The United States has found that Russia violated a 1987 arms control treaty by testing a ground-launched cruise missile, a senior US official said late Monday.

WASHINGTON: The United States has found that Russia violated a 1987 arms control treaty by testing a ground-launched cruise missile, a senior US official said late Monday (July 28), calling the matter "very serious." The announcement adds a new dispute at a time of already heightened tensions between Washington and the Kremlin over the crisis in Ukraine, with western countries accusing Russia of arming Ukrainian separatists and destabilizing the country.

The US concluded in a 2014 report that Russia had violated the Intermediate-Range Nuclear Forces Treaty, which barred it from possessing, producing or flight-testing such cruise missiles with a range of 500 to 5,500 kilometres, the official told AFP.

President Barack Obama has sent a letter to his counterpart Vladimir Putin on the subject, which the administration official described as "a very serious matter which we have attempted to address with Russia for some time now."

Washington was prepared to discuss its determination with Moscow "immediately" in senior-level bilateral talks, the official added, saying Congress and US allies have been kept abreast of the matter. "The United States is committed to the viability of the INF Treaty," the official said. "We encourage Russia to return to compliance with its obligations under the treaty and to eliminate any prohibited items in a verifiable manner."

The Intermediate-Range Nuclear Forces Treaty (INF), signed by then US president Ronald Reagan and his Russian counterpart Mikhail Gorbachev, eliminated nuclear and conventional intermediate range ground-launched ballistic and cruise missiles.

The official said the INF treaty served the "mutual security interests of the parties" -- not only the United States and Russia but also 11 other successor states of the Soviet Union. "Moreover, this treaty contributes to the security of our allies and to regional security in Europe and in the Far East. The United States will, of course, consult with allies on this matter to take into account the impact of this Russian violation on our collective security if Russia does not return to compliance," the official said.

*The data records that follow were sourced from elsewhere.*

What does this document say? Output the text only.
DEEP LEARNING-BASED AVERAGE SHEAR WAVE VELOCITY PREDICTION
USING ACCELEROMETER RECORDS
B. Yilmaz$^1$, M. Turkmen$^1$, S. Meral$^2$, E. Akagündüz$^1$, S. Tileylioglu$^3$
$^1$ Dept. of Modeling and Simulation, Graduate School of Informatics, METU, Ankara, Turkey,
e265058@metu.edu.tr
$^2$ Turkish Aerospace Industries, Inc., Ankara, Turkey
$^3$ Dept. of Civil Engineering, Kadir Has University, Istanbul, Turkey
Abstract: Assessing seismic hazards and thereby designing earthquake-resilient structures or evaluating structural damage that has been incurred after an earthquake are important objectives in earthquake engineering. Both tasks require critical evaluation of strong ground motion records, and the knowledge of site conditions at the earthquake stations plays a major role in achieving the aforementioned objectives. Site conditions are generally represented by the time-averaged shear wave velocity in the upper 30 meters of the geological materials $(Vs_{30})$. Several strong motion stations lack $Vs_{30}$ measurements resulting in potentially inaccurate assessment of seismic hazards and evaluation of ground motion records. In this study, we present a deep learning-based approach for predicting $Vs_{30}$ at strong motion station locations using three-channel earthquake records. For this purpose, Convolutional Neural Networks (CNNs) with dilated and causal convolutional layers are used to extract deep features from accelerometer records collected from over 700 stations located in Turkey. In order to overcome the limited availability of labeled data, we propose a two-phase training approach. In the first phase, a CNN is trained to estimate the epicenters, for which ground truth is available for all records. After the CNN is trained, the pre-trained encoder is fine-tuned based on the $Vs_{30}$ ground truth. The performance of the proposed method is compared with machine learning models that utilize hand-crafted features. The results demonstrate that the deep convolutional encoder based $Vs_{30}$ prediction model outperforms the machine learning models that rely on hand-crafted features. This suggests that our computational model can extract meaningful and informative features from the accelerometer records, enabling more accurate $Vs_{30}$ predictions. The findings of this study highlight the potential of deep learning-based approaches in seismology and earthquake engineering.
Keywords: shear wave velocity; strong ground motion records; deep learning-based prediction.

In January, State Department spokeswoman Jen Psaki said Washington had raised concerns with Moscow following a New York Times report it had begun testing a new ground-launched cruise missile as early as 2008, and that the State Department's senior arms control official had repeatedly raised the issue with Moscow since May 2013.

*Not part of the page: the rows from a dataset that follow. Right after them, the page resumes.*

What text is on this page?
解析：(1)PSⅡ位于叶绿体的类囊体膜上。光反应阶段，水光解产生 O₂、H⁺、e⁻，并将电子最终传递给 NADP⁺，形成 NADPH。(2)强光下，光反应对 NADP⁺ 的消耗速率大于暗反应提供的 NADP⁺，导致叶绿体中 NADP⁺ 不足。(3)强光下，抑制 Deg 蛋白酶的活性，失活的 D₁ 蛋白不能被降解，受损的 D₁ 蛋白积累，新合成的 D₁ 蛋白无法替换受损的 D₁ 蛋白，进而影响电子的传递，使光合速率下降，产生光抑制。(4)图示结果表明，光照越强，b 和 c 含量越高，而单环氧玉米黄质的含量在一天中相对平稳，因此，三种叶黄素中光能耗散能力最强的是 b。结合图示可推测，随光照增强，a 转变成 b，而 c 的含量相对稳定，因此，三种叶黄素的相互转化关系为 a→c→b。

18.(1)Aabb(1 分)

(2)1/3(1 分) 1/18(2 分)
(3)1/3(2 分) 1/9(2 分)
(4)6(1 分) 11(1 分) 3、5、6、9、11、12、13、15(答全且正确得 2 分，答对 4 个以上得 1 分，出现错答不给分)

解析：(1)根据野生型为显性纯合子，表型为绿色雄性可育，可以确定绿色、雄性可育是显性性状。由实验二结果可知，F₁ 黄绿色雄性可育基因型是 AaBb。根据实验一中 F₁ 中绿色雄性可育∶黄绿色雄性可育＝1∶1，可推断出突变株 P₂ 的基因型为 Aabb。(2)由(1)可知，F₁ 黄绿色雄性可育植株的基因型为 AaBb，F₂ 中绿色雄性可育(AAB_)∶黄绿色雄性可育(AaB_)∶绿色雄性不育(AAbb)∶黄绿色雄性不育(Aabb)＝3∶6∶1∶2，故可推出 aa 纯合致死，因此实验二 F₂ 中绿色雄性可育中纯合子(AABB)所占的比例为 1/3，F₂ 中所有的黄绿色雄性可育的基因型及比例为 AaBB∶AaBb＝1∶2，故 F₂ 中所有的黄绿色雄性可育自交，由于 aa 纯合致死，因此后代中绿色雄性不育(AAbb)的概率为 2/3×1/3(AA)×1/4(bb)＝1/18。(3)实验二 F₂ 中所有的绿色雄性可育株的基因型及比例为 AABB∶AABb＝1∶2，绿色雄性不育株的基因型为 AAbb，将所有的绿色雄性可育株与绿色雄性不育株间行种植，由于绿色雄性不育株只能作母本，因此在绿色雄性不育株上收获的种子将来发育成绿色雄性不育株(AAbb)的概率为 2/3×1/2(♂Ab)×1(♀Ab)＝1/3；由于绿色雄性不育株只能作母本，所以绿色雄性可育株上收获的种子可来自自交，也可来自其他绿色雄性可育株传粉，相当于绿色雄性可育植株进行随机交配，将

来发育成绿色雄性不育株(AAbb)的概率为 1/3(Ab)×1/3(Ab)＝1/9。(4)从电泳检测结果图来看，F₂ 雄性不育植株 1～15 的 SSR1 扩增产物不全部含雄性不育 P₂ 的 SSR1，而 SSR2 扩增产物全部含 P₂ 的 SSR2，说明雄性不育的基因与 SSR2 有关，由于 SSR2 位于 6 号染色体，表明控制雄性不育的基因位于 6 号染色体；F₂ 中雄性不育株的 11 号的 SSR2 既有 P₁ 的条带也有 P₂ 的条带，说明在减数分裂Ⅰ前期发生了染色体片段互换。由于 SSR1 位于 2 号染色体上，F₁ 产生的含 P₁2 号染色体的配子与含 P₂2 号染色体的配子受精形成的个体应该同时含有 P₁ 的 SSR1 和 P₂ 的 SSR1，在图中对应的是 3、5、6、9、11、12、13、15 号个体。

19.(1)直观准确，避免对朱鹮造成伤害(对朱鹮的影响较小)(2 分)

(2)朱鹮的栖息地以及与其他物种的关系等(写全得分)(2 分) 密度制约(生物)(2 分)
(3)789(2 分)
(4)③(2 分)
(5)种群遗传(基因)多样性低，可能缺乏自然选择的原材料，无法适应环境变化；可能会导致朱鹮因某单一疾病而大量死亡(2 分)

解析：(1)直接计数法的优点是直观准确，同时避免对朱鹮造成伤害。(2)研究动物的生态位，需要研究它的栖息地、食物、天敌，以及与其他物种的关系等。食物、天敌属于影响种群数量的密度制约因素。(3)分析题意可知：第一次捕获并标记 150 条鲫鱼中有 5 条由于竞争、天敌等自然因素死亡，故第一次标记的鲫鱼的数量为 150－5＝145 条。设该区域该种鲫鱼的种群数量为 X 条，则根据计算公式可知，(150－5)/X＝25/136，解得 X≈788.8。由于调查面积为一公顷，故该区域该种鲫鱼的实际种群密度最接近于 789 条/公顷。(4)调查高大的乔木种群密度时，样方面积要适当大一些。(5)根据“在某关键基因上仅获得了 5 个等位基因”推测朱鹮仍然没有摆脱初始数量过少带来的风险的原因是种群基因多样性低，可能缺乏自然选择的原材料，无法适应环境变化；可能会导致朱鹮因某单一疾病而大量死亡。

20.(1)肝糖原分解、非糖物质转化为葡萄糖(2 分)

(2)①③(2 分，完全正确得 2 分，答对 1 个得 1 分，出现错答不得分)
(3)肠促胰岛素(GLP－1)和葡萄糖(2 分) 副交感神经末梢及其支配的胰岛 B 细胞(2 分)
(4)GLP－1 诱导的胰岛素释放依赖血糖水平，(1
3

Psaki said at the time she could not refute the details of the Times report, and that there was an ongoing inter-agency review to determine whether the Russians had violated the terms of a US-Russian arms control pact.


The Times said the State Department's will publish its allegation in its annual report on international compliance with arms control agreements. "The United States has determined that the Russian Federation is in violation of its obligations under the INF treaty not to possess, produce or flight test a ground-launched cruise missile (GLCM) with a range capability of 500 kilometres to 5,500 kilometres or to possess or produce launchers of such missiles," the Times said the report will say.

Independent Russian military analyst Pavel Felgenhauer told AFP he believes that the US is concerned about a cruise missile version of the Iskander short-range ballistic missile system, the Iskander-K. He said the missile has been tested at a range of 1,000 km, but could the range could be extended up to 2,000-3,000 km by adding extra fuel tanks.

Felgenhauer noted that Russian leaders were not enthusiastic about the INF treaty. "Putin and (Putin's chief of staff and former defense minister) Sergei Ivanov have spoken about the INF treaty being detrimental and no longer needed by Russia, with Ivanov referring to the Iskander-K," said Felgenhauer.